Городничий обмер и про себя вспомнил все художества за эти две недели.
— В эти две недели высечена унтер-офицерская вдова. Арестантам не выдавали провизии. На улицах кабак.
Бобчинский, возбужденный и развязный, ходил по комнате. Он сейчас в апогее своего величия. Он как будто вырос, и даже трудно постороннему человеку определить, кто сейчас на социальной лестнице из всех присутствующих мог бы сравниться с ним. Разве только Петр Иванович Добчинский, но и здесь Бобчинский опередил его.
Подойдя к окну, Бобчинский сначала застыл, потом всеми частями своего короткого тела выразительно протанцевал танец призыва, и все чиновники, забывая табель о рангах, бросились к окну, налетая друг на друга. В окно они увидели:
…на противоположной стороне стоял молодой человек, одетый петербургским франтом. Это был Иван Александрович Хлестаков.
Он на минуту задержался в своем голодном шествии по улицам уездного города около дома городничего: покрутил головкой, понюхал воздух и медленно направился дальше. Ему даже невдомек, что произошло в доме, на который он изволил только мельком взглянуть.
Чиновники страшно переполошились. Городничий наспех одевался и в сопровождении пяти полицейских выбежал из дома.
Сообразив, куда мог пойти Хлестаков, городничий со свитой двинулся за ним. Рядом шли дрожки, в которые уже успели сесть Петры Ивановичи, и все это шло осторожно по следам Хлестакова.
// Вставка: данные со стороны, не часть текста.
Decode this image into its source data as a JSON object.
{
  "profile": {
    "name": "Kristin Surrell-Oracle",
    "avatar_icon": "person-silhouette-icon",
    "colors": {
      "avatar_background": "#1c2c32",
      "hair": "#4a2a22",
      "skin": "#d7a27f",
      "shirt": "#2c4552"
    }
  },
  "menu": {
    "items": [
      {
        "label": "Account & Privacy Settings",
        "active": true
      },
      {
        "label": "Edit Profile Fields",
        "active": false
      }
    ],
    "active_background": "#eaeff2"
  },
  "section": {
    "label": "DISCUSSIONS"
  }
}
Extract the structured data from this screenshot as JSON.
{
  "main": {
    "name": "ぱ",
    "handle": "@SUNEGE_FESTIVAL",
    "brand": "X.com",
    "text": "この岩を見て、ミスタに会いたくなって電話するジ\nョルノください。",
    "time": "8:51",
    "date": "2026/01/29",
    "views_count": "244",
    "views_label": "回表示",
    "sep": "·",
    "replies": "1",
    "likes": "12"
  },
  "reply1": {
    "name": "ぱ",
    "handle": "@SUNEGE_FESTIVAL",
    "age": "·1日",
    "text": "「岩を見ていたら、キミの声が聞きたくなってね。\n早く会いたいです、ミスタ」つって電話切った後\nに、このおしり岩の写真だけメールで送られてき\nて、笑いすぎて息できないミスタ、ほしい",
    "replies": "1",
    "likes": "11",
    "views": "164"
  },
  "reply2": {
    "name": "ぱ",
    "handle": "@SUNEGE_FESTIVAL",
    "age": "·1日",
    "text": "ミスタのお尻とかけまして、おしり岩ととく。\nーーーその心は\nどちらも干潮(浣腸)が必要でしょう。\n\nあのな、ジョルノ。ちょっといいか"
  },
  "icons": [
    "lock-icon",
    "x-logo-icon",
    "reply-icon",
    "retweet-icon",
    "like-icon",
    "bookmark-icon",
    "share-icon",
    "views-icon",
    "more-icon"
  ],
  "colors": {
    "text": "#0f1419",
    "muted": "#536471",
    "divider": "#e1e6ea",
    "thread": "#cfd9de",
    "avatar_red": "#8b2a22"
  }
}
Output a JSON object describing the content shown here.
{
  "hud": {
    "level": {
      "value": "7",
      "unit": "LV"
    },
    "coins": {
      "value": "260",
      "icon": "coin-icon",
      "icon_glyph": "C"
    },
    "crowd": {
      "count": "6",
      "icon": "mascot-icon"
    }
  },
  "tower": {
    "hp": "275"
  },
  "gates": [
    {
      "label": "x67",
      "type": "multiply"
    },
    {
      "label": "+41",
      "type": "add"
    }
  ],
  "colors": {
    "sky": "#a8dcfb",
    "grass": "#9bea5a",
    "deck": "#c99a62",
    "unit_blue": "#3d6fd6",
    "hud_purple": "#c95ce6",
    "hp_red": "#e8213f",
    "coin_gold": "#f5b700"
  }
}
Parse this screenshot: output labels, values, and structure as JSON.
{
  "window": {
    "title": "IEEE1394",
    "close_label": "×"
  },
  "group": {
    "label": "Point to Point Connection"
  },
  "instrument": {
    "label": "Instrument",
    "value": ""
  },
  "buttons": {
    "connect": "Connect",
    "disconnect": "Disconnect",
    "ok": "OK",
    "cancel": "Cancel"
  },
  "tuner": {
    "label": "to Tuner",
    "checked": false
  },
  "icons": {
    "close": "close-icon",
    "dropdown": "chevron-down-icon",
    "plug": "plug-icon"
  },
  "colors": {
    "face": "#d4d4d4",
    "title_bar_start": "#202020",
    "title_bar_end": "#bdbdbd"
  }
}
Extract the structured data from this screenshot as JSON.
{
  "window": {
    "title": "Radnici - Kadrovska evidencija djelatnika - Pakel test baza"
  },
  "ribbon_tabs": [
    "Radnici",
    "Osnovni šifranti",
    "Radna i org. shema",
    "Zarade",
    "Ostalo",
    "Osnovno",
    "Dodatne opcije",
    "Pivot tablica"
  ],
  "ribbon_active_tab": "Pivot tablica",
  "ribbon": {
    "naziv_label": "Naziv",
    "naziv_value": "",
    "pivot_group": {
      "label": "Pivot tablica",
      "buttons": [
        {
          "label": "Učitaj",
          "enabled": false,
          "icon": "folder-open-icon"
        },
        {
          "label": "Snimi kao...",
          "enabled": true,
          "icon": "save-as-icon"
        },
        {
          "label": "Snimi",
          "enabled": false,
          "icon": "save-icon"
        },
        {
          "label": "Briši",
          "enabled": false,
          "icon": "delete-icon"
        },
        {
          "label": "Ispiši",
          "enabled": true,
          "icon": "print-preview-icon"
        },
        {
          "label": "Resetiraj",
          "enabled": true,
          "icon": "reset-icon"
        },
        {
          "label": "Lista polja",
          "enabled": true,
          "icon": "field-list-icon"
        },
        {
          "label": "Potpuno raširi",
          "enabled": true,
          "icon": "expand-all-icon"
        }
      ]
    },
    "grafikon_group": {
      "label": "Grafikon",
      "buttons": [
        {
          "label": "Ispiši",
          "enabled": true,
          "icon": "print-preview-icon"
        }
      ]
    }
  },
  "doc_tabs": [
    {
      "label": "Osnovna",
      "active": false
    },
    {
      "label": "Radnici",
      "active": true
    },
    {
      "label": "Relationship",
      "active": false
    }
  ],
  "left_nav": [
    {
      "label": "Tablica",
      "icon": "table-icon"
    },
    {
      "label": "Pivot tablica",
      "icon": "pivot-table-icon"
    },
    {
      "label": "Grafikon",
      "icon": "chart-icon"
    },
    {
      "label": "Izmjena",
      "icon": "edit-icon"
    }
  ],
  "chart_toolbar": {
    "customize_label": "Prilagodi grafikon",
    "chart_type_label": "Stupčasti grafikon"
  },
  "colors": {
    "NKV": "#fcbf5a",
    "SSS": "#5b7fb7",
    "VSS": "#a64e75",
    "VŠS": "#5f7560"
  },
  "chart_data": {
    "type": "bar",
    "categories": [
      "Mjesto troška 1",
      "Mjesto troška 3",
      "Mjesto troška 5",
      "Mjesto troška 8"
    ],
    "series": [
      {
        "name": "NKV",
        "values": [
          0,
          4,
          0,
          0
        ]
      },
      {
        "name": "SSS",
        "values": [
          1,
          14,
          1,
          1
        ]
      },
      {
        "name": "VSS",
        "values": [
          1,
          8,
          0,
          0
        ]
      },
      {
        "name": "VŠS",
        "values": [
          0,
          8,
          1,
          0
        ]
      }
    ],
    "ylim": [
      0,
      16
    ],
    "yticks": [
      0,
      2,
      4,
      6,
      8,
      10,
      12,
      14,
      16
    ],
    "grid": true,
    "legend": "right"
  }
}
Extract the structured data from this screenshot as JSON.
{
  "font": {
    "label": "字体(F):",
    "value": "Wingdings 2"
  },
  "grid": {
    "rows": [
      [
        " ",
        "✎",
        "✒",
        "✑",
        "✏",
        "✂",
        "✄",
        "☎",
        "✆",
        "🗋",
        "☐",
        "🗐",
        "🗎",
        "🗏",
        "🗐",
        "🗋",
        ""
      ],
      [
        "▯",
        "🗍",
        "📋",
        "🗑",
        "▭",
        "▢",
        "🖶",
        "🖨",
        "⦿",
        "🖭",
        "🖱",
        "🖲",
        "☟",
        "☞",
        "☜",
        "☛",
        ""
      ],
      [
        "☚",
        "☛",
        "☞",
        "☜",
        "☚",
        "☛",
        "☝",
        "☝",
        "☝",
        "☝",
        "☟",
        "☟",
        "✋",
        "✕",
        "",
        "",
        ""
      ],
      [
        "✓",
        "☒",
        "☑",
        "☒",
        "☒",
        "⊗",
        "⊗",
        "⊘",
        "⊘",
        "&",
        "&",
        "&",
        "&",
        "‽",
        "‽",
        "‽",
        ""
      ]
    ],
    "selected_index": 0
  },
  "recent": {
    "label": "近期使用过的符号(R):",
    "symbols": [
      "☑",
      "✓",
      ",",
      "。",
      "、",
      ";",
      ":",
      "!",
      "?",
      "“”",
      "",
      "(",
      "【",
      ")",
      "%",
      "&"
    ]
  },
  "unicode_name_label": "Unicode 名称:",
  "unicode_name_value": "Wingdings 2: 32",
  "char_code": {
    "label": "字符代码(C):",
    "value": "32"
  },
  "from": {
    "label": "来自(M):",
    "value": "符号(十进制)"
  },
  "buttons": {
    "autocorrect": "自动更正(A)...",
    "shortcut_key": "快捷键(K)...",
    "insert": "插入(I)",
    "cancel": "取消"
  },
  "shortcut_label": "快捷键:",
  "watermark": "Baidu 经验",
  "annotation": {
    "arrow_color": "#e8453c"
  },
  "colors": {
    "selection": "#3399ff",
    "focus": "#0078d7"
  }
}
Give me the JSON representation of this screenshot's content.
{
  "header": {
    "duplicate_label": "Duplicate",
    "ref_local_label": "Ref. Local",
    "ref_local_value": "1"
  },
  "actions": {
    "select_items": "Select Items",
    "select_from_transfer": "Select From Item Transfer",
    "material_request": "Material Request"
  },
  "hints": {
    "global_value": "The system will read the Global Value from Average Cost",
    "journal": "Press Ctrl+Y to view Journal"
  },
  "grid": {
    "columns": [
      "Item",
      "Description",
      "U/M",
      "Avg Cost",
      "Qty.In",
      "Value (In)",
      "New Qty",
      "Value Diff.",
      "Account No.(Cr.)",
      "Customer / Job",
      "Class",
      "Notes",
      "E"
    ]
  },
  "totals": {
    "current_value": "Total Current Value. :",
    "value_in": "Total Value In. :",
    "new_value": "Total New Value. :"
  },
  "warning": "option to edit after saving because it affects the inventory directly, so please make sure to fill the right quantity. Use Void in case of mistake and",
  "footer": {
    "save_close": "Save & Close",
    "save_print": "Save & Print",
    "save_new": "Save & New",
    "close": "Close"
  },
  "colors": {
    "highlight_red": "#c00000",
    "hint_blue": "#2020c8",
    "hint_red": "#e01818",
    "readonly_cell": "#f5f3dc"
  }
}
И когда Иван Александрович только еще подумал повернуть в сторону моста, городничий подмигнул кому-то из свиты, каланча, покрытая полицейской шапкой, качнулась, подошла к Антону Антоновичу и получила приказание:
— Беги скорей и встань на мосту для благоустройства.
Игнорируя заборы и всяческие препятствия, полицейский-каланча шагал прямо через них, кратчайшим путем пробираясь к цели.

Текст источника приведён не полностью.